Shares in DNA sequencing specialist Oxford Nanopore rocketed after the company made its debut on the London Stock Exchange yesterday, rising nearly 50% to propel its valuation up towards the £5 billion ($6.7 billion) mark.

The Oxford University spinout saw its share price rise from an opening of 425p to 612p by close of trading with further gains this morning.

Oxford Nanopore has risen to prominence during the COVID-19 pandemic as its technology has been used to track SARS-CoV-2 variants, reported to be used in a fifth of all coronavirus sequencing efforts globally.

It also won a £113 million contract to provide rapid saliva-based COVID-19 testing services to the NHS, although that was ended early by the UK government in the summer as demand fell due to vaccinations.

The successful IPO lends further weight to a biotech boom in the UK in 2021, with record levels of cash flowing into the sector included a £195 million fundraising round for Oxford Nanopore in May that helped the industry-wide tally in the second quarter reach a record £1.6 billion.

The debut – raising upwards of £350 million from new shares – is the largest IPO for a UK biotech company since allergy drug specialist Circassia in 2014.

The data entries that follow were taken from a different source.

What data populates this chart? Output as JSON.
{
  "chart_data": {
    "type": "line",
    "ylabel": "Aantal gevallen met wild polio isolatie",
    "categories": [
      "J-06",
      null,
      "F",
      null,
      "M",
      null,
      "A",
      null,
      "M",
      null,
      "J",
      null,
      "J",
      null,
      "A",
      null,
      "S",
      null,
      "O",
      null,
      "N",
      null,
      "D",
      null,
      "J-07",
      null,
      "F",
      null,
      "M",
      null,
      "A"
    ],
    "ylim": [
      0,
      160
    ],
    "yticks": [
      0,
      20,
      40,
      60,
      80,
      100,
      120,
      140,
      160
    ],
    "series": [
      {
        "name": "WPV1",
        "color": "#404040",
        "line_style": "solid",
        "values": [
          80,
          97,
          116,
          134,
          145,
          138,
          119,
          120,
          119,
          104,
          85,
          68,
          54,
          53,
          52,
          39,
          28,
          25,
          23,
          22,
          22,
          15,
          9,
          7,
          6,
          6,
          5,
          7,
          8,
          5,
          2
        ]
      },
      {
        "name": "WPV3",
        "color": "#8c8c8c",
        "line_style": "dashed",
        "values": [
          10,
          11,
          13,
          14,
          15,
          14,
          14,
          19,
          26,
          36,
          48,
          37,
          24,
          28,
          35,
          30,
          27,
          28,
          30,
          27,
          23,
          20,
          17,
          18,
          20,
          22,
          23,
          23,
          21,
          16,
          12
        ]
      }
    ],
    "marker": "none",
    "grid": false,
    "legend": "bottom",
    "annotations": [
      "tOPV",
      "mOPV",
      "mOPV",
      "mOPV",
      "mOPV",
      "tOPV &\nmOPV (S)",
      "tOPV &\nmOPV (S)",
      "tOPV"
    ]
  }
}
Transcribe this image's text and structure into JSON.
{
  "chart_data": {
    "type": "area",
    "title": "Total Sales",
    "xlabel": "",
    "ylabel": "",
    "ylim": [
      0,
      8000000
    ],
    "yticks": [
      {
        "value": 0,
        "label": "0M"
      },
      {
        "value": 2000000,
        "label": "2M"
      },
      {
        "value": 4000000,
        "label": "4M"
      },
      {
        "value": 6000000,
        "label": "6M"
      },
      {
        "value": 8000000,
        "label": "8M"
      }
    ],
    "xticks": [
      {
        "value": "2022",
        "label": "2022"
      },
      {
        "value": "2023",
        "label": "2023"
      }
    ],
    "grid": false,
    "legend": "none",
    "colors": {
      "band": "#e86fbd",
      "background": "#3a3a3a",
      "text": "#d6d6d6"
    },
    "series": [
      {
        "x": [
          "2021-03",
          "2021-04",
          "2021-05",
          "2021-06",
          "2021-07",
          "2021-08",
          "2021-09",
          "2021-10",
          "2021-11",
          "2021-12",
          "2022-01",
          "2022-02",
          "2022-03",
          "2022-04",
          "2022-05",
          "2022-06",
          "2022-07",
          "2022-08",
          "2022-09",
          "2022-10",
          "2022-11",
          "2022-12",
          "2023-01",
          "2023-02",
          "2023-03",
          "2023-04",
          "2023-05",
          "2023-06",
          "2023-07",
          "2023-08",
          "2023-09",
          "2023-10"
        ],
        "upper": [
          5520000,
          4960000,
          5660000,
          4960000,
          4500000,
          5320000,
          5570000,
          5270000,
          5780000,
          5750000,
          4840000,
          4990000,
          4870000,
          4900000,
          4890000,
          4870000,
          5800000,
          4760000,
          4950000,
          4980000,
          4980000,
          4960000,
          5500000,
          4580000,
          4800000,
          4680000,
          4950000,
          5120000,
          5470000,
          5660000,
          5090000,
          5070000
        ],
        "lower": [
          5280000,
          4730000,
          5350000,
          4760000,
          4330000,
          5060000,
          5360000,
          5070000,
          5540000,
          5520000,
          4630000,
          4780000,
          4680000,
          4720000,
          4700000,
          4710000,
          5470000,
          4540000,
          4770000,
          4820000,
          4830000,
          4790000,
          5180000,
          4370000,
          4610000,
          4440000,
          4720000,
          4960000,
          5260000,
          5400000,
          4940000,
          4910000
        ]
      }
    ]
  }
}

It has made Oxford Nanopore’s chief executive and cofounder Gordon Sanghera an on-paper fortune of £63 million, while another cofounder – chief business development officer Spike Willcocks – is now worth £30 million. Chief technology officer Clive Brown is also sitting on a £10 million stake.

Sanghera said in a statement that the world is “living on the cusp of the genomic era”, adding that the company’s technology “will open up many new possibilities for positive impact, both through enabling new discoveries in scientific research, and through more accessible, faster, richer biological insights in health, agriculture, food and understanding environments.”

In its prospectus, Oxford Nanopore said the proceeds from the IPO would be used to increase R&D investment, double its commercial team within the next 18 months, and build up its manufacturing and business development capacity.

It may also use the cash injection for “in-licensing opportunities and potential acquisitions”, according to the document.